[lock-free] Scalable SelockX is here...

Amine Moulay Ramdane Mon, 09 Mar 2015 21:44:52 -0700

Hello,


Scalable SeqlockX version 1.0

Author: Amine Moulay Ramdane. 

Description:

This scalable Seqlock's variant was invented by Amine Moulay Ramdane, it is 
much faster and more powerfull than the the Dmitry Vyukov's distributed 
reader-writer mutex , cause the Dmitry Vyukov's distributed reader-writer 
lock will become slower and slower on the writer side with more and more 
cores because it transfers too many cache-lines between cores on the writer 
side, this invention has eliminated the weakness of the Dmitry Vyukov's 
distributed reader-writer mutex, so that the writers throughput has become 
faster and very fast, and my scalable SeqlockX elminates the weaknesses of 
the classical Seqlock (sequential lock) that is "livelock", so it avoids 
livelock when there is more writers, so my scalable SeqlockX is a powerful 
sychronization mechanism that can replace RCU and that can replace Seqlock 
and that can replace Dmitry Vyukov's distributed reader-writer mutex. And 
if you look at my algorithm you will notice that on the reader side it 
looks like a classical sequential lock, but i have added a variable called 
fcount2^.fcount2 that allows the readers to not livelock when there is more 
writers ,this scalable SeqlockX is faster and more scalable than the Dmitry 
Vyukov's distributed reader-writer mutex and it beats the classical Seqlock 
because it avoids livelock when there is many writers.

Please look at the "test.pas" example that i have included and you will 
notice that the reader side have to be used in a transactional mode with a 
repeat-until loop, like this:

repeat

t.rlock(id1);

until t.runlock(id1);

it is like a transactional mode of a Seqlock and id1 must be of type "long" 
that must be imported from the SeqlockX unit. The writer side is easy to 
program , please look at the "test.pas" example and you will understand how 
to use my scalable SeqlockX.

My scalable SeqlockX can be used from accross processes and threads. 

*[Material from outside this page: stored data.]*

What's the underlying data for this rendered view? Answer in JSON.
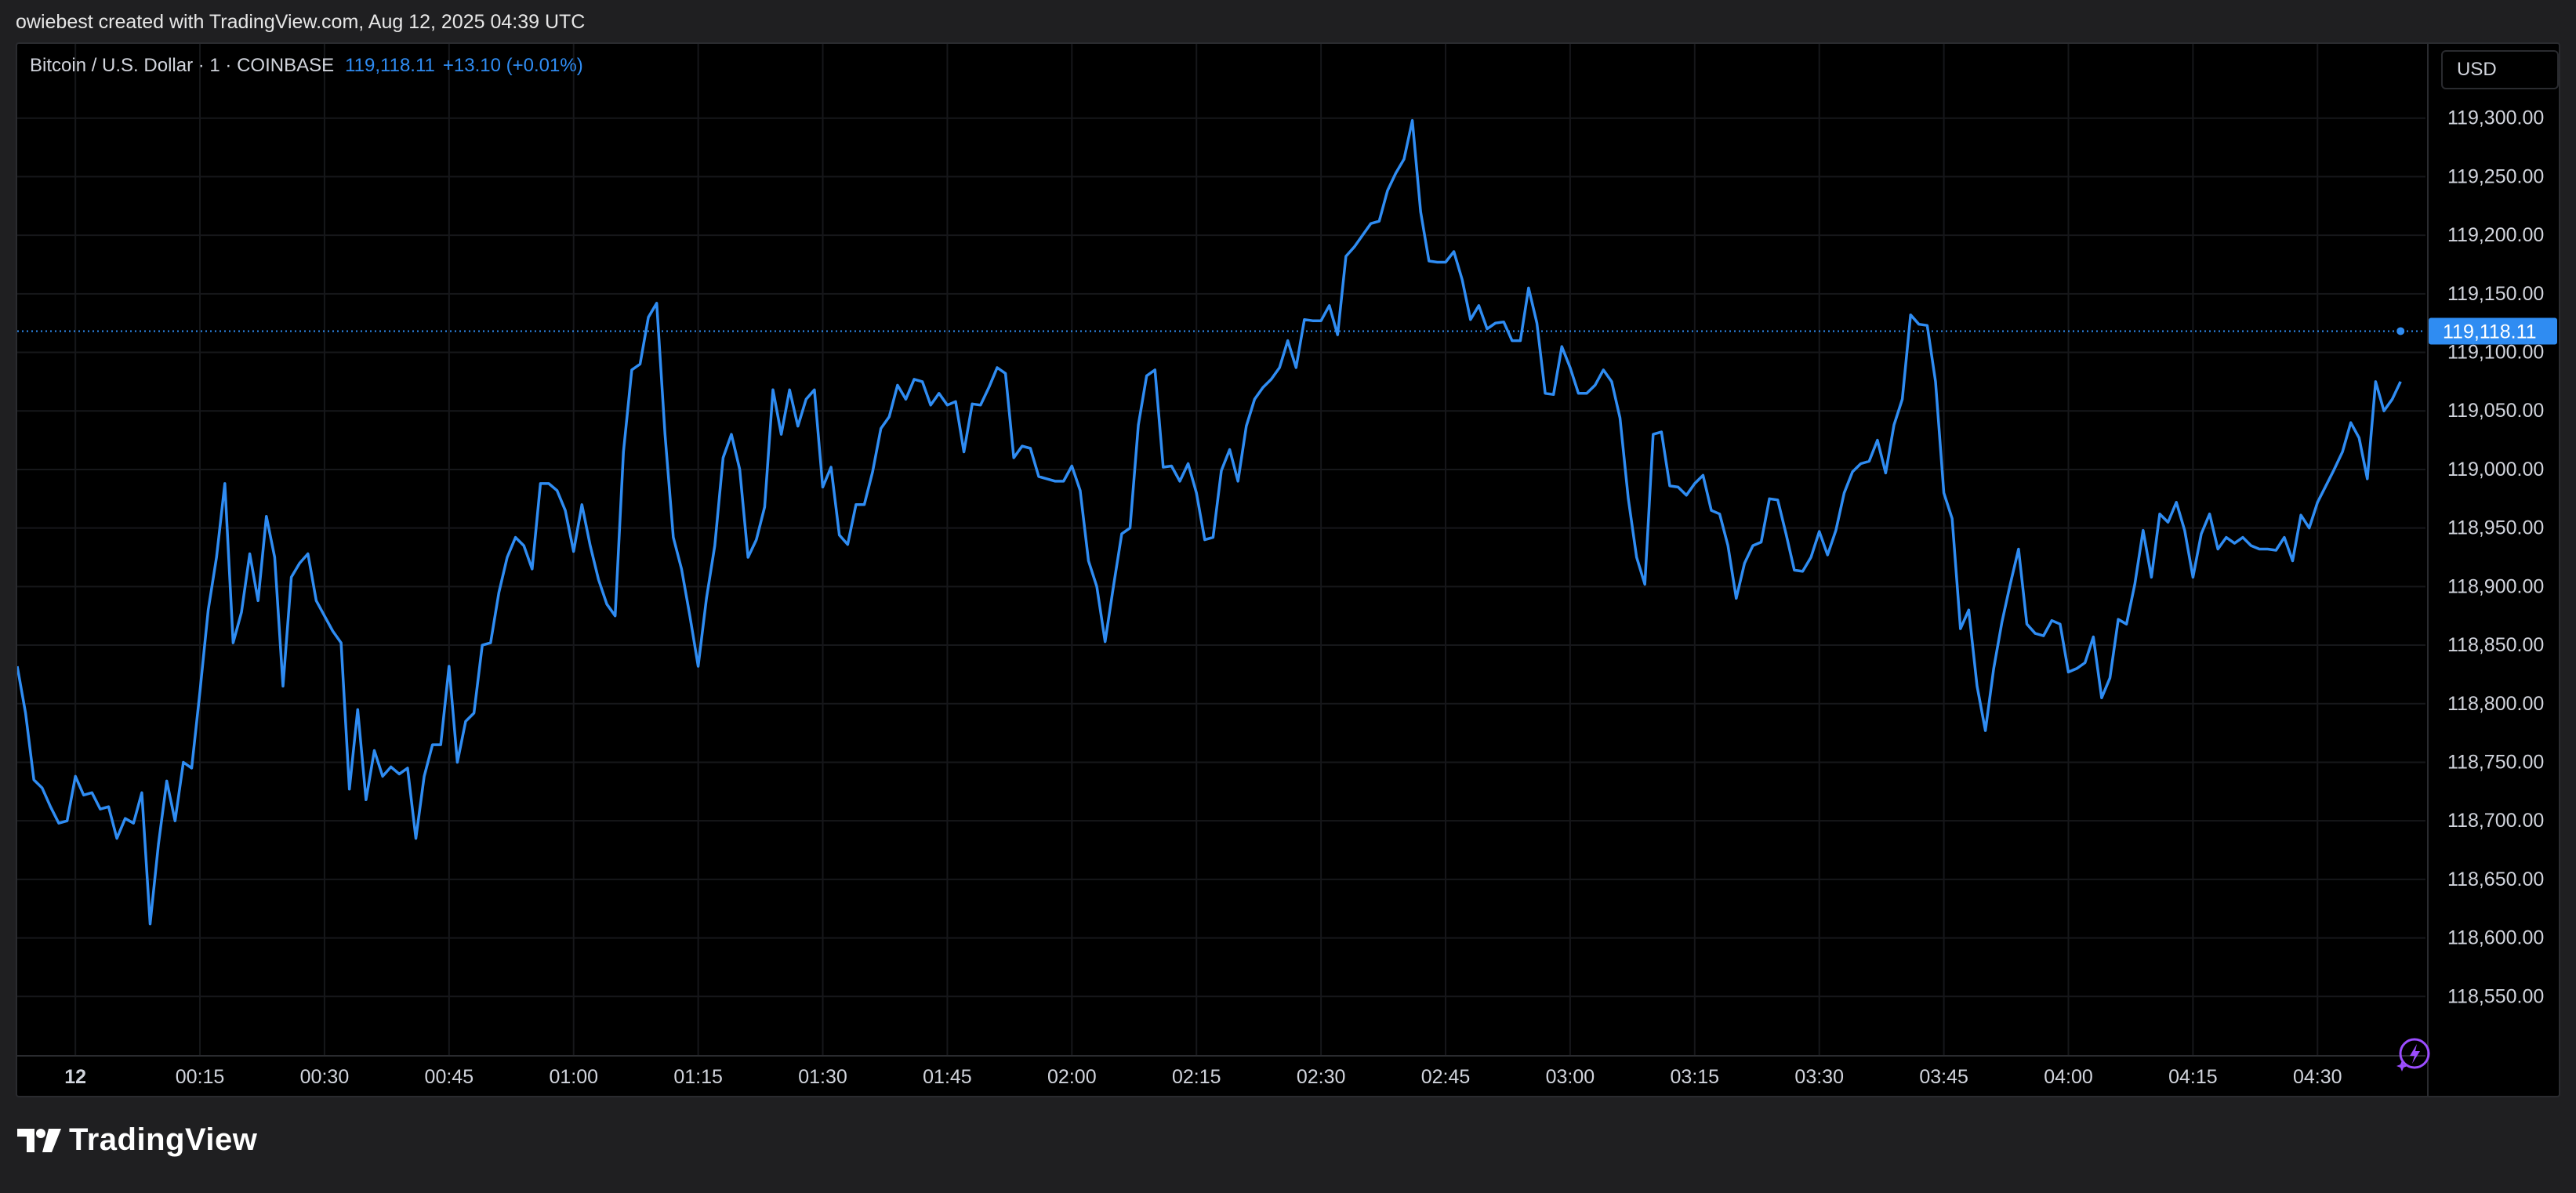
{
  "attribution": "owiebest created with TradingView.com, Aug 12, 2025 04:39 UTC",
  "header": {
    "symbol": "Bitcoin / U.S. Dollar · 1 · COINBASE",
    "price": "119,118.11",
    "change": "+13.10 (+0.01%)"
  },
  "currency_button": "USD",
  "current_price_label": "119,118.11",
  "logo_text": "TradingView",
  "colors": {
    "line": "#2f8cf2",
    "background": "#000000",
    "grid": "#16171a",
    "price_badge": "#2f8cf2"
  },
  "chart_data": {
    "type": "line",
    "title": "",
    "xlabel": "",
    "ylabel": "",
    "ylim": [
      118500,
      119350
    ],
    "y_ticks": [
      119300,
      119250,
      119200,
      119150,
      119100,
      119050,
      119000,
      118950,
      118900,
      118850,
      118800,
      118750,
      118700,
      118650,
      118600,
      118550
    ],
    "y_tick_labels": [
      "119,300.00",
      "119,250.00",
      "119,200.00",
      "119,150.00",
      "119,100.00",
      "119,050.00",
      "119,000.00",
      "118,950.00",
      "118,900.00",
      "118,850.00",
      "118,800.00",
      "118,750.00",
      "118,700.00",
      "118,650.00",
      "118,600.00",
      "118,550.00"
    ],
    "x_tick_labels": [
      "12",
      "00:15",
      "00:30",
      "00:45",
      "01:00",
      "01:15",
      "01:30",
      "01:45",
      "02:00",
      "02:15",
      "02:30",
      "02:45",
      "03:00",
      "03:15",
      "03:30",
      "03:45",
      "04:00",
      "04:15",
      "04:30"
    ],
    "x_tick_minutes": [
      0,
      15,
      30,
      45,
      60,
      75,
      90,
      105,
      120,
      135,
      150,
      165,
      180,
      195,
      210,
      225,
      240,
      255,
      270
    ],
    "x_range_minutes": [
      -7,
      283
    ],
    "current_price": 119118.11,
    "grid": true,
    "series": [
      {
        "minutes": [
          -7,
          -6,
          -5,
          -4,
          -3,
          -2,
          -1,
          0,
          1,
          2,
          3,
          4,
          5,
          6,
          7,
          8,
          9,
          10,
          11,
          12,
          13,
          14,
          15,
          16,
          17,
          18,
          19,
          20,
          21,
          22,
          23,
          24,
          25,
          26,
          27,
          28,
          29,
          30,
          31,
          32,
          33,
          34,
          35,
          36,
          37,
          38,
          39,
          40,
          41,
          42,
          43,
          44,
          45,
          46,
          47,
          48,
          49,
          50,
          51,
          52,
          53,
          54,
          55,
          56,
          57,
          58,
          59,
          60,
          61,
          62,
          63,
          64,
          65,
          66,
          67,
          68,
          69,
          70,
          71,
          72,
          73,
          74,
          75,
          76,
          77,
          78,
          79,
          80,
          81,
          82,
          83,
          84,
          85,
          86,
          87,
          88,
          89,
          90,
          91,
          92,
          93,
          94,
          95,
          96,
          97,
          98,
          99,
          100,
          101,
          102,
          103,
          104,
          105,
          106,
          107,
          108,
          109,
          110,
          111,
          112,
          113,
          114,
          115,
          116,
          117,
          118,
          119,
          120,
          121,
          122,
          123,
          124,
          125,
          126,
          127,
          128,
          129,
          130,
          131,
          132,
          133,
          134,
          135,
          136,
          137,
          138,
          139,
          140,
          141,
          142,
          143,
          144,
          145,
          146,
          147,
          148,
          149,
          150,
          151,
          152,
          153,
          154,
          155,
          156,
          157,
          158,
          159,
          160,
          161,
          162,
          163,
          164,
          165,
          166,
          167,
          168,
          169,
          170,
          171,
          172,
          173,
          174,
          175,
          176,
          177,
          178,
          179,
          180,
          181,
          182,
          183,
          184,
          185,
          186,
          187,
          188,
          189,
          190,
          191,
          192,
          193,
          194,
          195,
          196,
          197,
          198,
          199,
          200,
          201,
          202,
          203,
          204,
          205,
          206,
          207,
          208,
          209,
          210,
          211,
          212,
          213,
          214,
          215,
          216,
          217,
          218,
          219,
          220,
          221,
          222,
          223,
          224,
          225,
          226,
          227,
          228,
          229,
          230,
          231,
          232,
          233,
          234,
          235,
          236,
          237,
          238,
          239,
          240,
          241,
          242,
          243,
          244,
          245,
          246,
          247,
          248,
          249,
          250,
          251,
          252,
          253,
          254,
          255,
          256,
          257,
          258,
          259,
          260,
          261,
          262,
          263,
          264,
          265,
          266,
          267,
          268,
          269,
          270,
          271,
          272,
          273,
          274,
          275,
          276,
          277,
          278,
          279,
          280
        ],
        "values": [
          118832,
          118792,
          118735,
          118728,
          118712,
          118698,
          118700,
          118738,
          118722,
          118724,
          118710,
          118712,
          118685,
          118702,
          118698,
          118724,
          118612,
          118680,
          118734,
          118700,
          118750,
          118745,
          118810,
          118880,
          118925,
          118988,
          118852,
          118878,
          118928,
          118888,
          118960,
          118925,
          118815,
          118908,
          118920,
          118928,
          118888,
          118875,
          118862,
          118852,
          118727,
          118795,
          118718,
          118760,
          118738,
          118746,
          118740,
          118745,
          118685,
          118738,
          118765,
          118765,
          118832,
          118750,
          118785,
          118792,
          118850,
          118852,
          118895,
          118925,
          118942,
          118935,
          118915,
          118988,
          118988,
          118982,
          118965,
          118930,
          118970,
          118935,
          118906,
          118885,
          118875,
          119015,
          119085,
          119090,
          119130,
          119142,
          119030,
          118942,
          118915,
          118875,
          118832,
          118890,
          118935,
          119010,
          119030,
          119000,
          118925,
          118940,
          118968,
          119068,
          119030,
          119068,
          119037,
          119060,
          119068,
          118985,
          119002,
          118944,
          118936,
          118970,
          118970,
          118998,
          119035,
          119045,
          119072,
          119060,
          119077,
          119075,
          119055,
          119065,
          119055,
          119058,
          119015,
          119056,
          119055,
          119070,
          119087,
          119082,
          119010,
          119020,
          119018,
          118994,
          118992,
          118990,
          118990,
          119003,
          118982,
          118922,
          118900,
          118853,
          118900,
          118945,
          118950,
          119038,
          119080,
          119085,
          119002,
          119003,
          118990,
          119005,
          118980,
          118940,
          118942,
          118999,
          119017,
          118990,
          119037,
          119060,
          119070,
          119077,
          119087,
          119110,
          119087,
          119128,
          119127,
          119127,
          119140,
          119115,
          119182,
          119190,
          119200,
          119210,
          119212,
          119238,
          119253,
          119265,
          119298,
          119220,
          119178,
          119177,
          119177,
          119186,
          119162,
          119128,
          119140,
          119120,
          119125,
          119126,
          119110,
          119110,
          119155,
          119125,
          119065,
          119064,
          119105,
          119087,
          119065,
          119065,
          119072,
          119085,
          119075,
          119044,
          118975,
          118925,
          118902,
          119030,
          119032,
          118986,
          118985,
          118978,
          118988,
          118995,
          118965,
          118962,
          118935,
          118890,
          118920,
          118935,
          118938,
          118975,
          118974,
          118945,
          118914,
          118913,
          118925,
          118947,
          118927,
          118948,
          118980,
          118998,
          119005,
          119007,
          119025,
          118997,
          119038,
          119060,
          119132,
          119124,
          119123,
          119075,
          118980,
          118958,
          118864,
          118880,
          118815,
          118777,
          118830,
          118870,
          118902,
          118932,
          118868,
          118860,
          118858,
          118871,
          118868,
          118827,
          118830,
          118835,
          118857,
          118805,
          118822,
          118872,
          118868,
          118902,
          118948,
          118908,
          118962,
          118955,
          118972,
          118948,
          118908,
          118945,
          118962,
          118932,
          118942,
          118937,
          118942,
          118935,
          118932,
          118932,
          118931,
          118942,
          118922,
          118961,
          118950,
          118972,
          118986,
          119000,
          119015,
          119040,
          119027,
          118992,
          119075,
          119050,
          119060,
          119075,
          119110,
          119042,
          119040,
          119100,
          119112,
          119118.11
        ]
      }
    ]
  }
}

My new invention called scalable SeqlockX k beats the following algorithm, 
it is more scalable and faster than the following algorithm of Dmitry 
Vyukov called Distributed reader-writer mutex:

http://www.1024cores.net/home/lock-free-algorithms/reader-writer-problem/distributed-reader-writer-mutex
 

And my new invention called scalable SeqlockX beats also the classical 
Seqlock (i have just explained to you why ...), read here about it:

http://en.wikipedia.org/wiki/Seqlock

And this new invention called scalable SeqlockX can replace RCU cause it is 
a powerfull synchronization mechanism.

I will explain my new algorithm of a scalable distributed sequential lock 
that is very powerful...

I have arrived at my new algorithm by also reading many PhD papers and by 
looking first at the weakness of the following algorithm of Dmitry Vyukov's 
Reader-writer mutex:

http://www.1024cores.net/home/lock-free-algorithms/reader-writer-problem/distributed-reader-writer-mutex
 

look at the writer side of the Dmitry Vykov's algorithm , it is doing with 
every rwlock in each corresponding core:

for (i = 0; i != mtx->proc_count; i += 1)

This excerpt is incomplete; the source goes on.